Eligible pts: ≥ 1 lines of prior chemotherapy, ECOG PS 0-1. In OC, pts were platin-refractory or resistant. EC & CC pts had at least one prior chemotherapy line for relapsed disease. Pts were grouped into cohorts by disease type & treated with single agent SEL. Three randomized treatment schedules (50 mg/m2 (BIW); 35 mg/m2 BIW; & 50 mg/m2 QW in 4-wk cycles) were evaluated. Responses (RECIST 1.1) were evaluated per cohort. The primary endpoint was disease-control-rate (DCR = CR + PR + SD ≥ 12weeks). Other endpoints were overall response (ORR), progression free survival (PFS), duration of response, safety, & tolerability. Blood samples were analyzed for circulating tumor cells (CTCs).

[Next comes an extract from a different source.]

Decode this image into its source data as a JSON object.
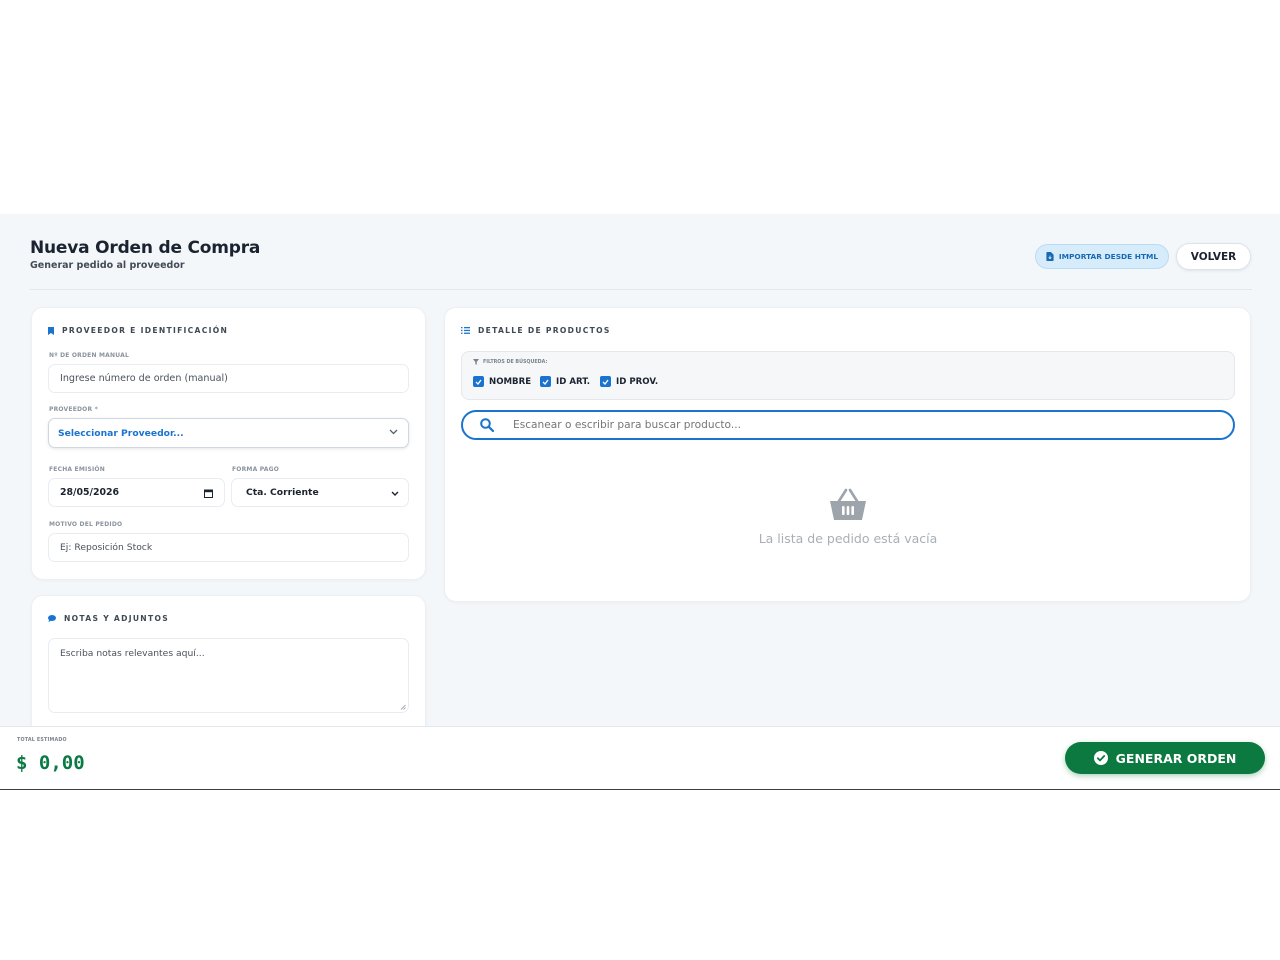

Simon's 2-stage design was used.

Results

66 OC (median 6 (1–11) prior treatment regimens [PTR]), 23 EC (median 2 (1–5) PTR) & 25 CC (median 3 (1–8) PTR) pts were enrolled. DCR: OC: 49%; EC: 43%; CC: 24%. ORR: OC: 14%; EC: 14%; CC 4%. Median PFS in OC: 11 wks, EC: 12 wks & CC: 6 wks. Sixteen pts (12 OC, 2 EC, & 2 CC) were on SEL treatment >6 mos. The presence of CTCs in pts prior to treatment seem to be correlated with shorter PFS opposed to pts without CTCs. Common Grade 1/2 drug-related adverse events (AEs) for all 3 cohorts included: nausea (56%), anorexia (47%), weight loss (44%) & fatigue (42%). Grade 3 drug related AEs included: thrombocytopenia (11%), fatigue (10%), anemia (9%) & nausea (8%). Grade 4 AEs were cataract (1pt) & hyponatremia (1pt).

Conclusions

Single agent SEL has anti-tumor activity in pts with heavily pre-treated OC & EC, but was lower in CC. SEL-associated toxicity is manageable. Combination studies are ongoing & phase 3 trials in OC & EC are being planned.

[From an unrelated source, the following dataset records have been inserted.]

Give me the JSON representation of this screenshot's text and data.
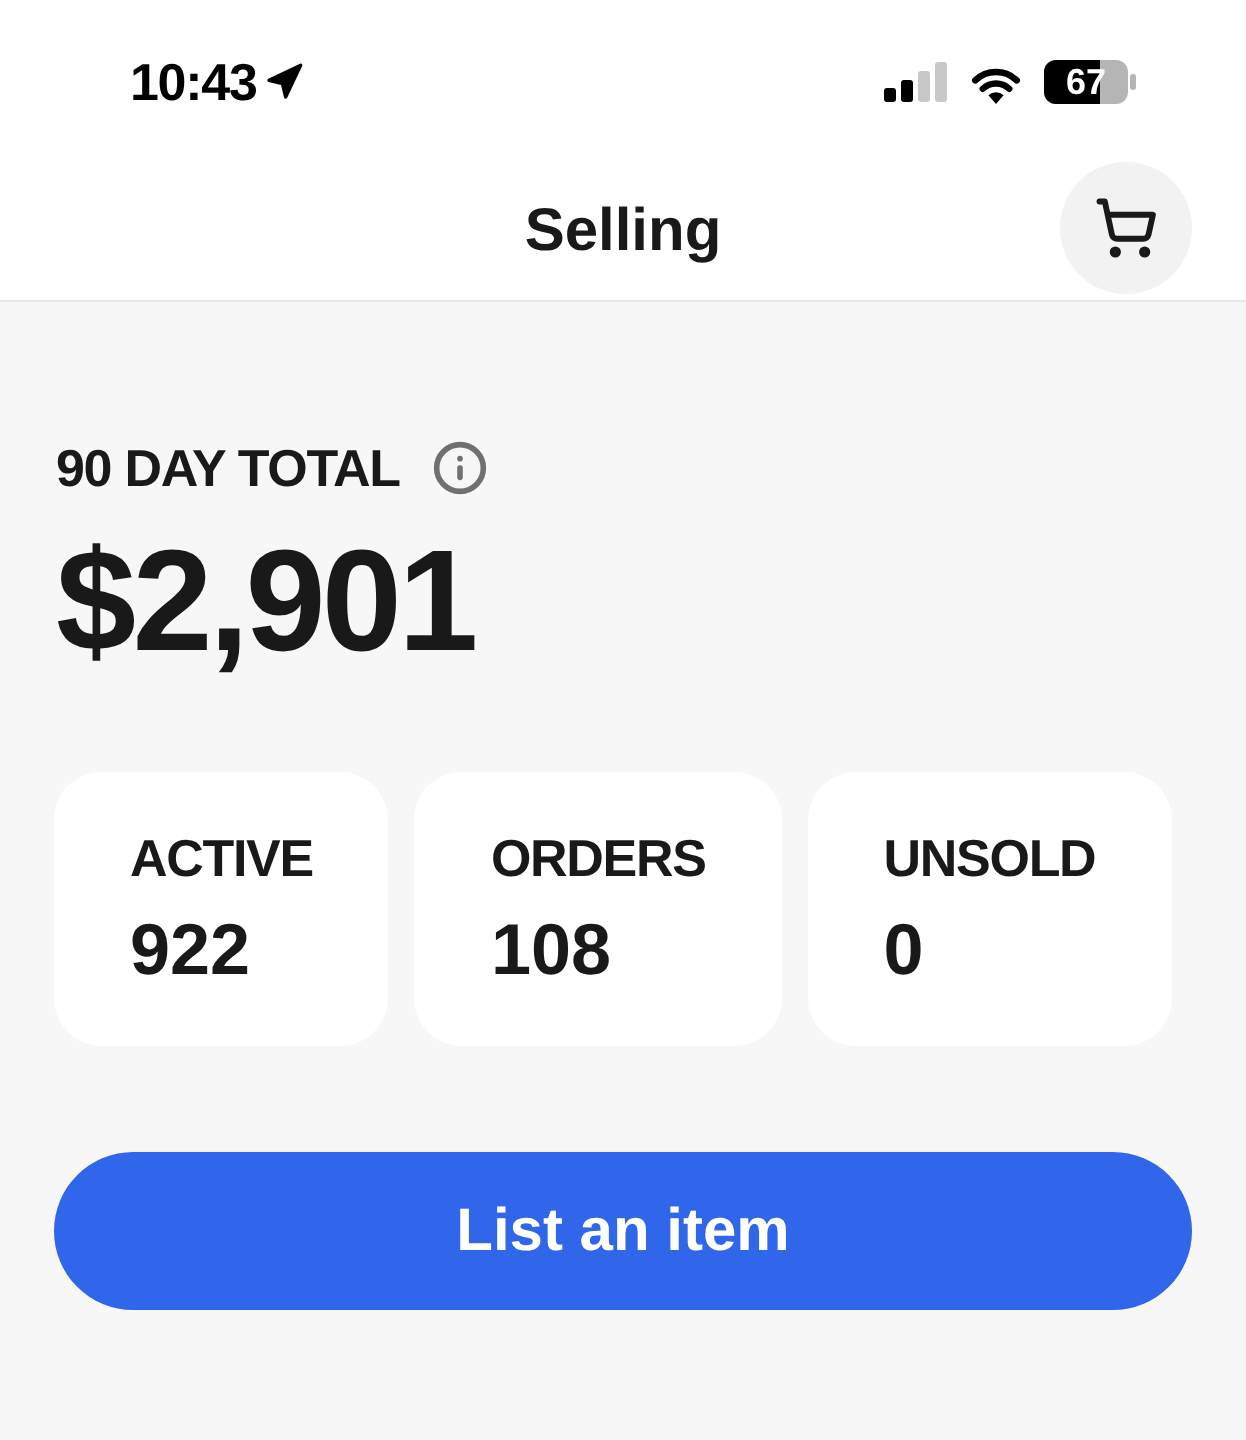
{
  "status_bar": {
    "time": "10:43",
    "battery": "67"
  },
  "nav_bar": {
    "title": "Selling"
  },
  "summary": {
    "label": "90 DAY TOTAL",
    "amount": "$2,901"
  },
  "stats": [
    {
      "label": "ACTIVE",
      "value": "922"
    },
    {
      "label": "ORDERS",
      "value": "108"
    },
    {
      "label": "UNSOLD",
      "value": "0"
    }
  ],
  "primary_button": {
    "label": "List an item"
  }
}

Clinical trial identification

EduraCT 2013-003650-24; NCT02025985

Legal entity responsible for the study

Karyopharm Therapeutics

Funding

Karyopharm Therapeutics

Disclosure

T. Rashal, J. Meade, Y. Landesman, G. Wright, M. Crochiere: Employment Karyopharm Therapeutics Stock Ownership Karyopharm Therapeutics. J-R. Saint-Martin: Employment Karyopharm Therapeutics Stockholder Karyopharm Therapeutics. S. Shacham, M. Kauffman: Employment Karyopharm Therapeutics Stock Ownership Karyopharm Therapeutics Executive Karyopharm Therapeutics. M. Raza Mirza: Employment Karyopharm Therapeutics Stock Ownership Karyopharm Therapeutics Board of Directors Karyopharm Therapeutics. All other authors have declared no conflicts of interest.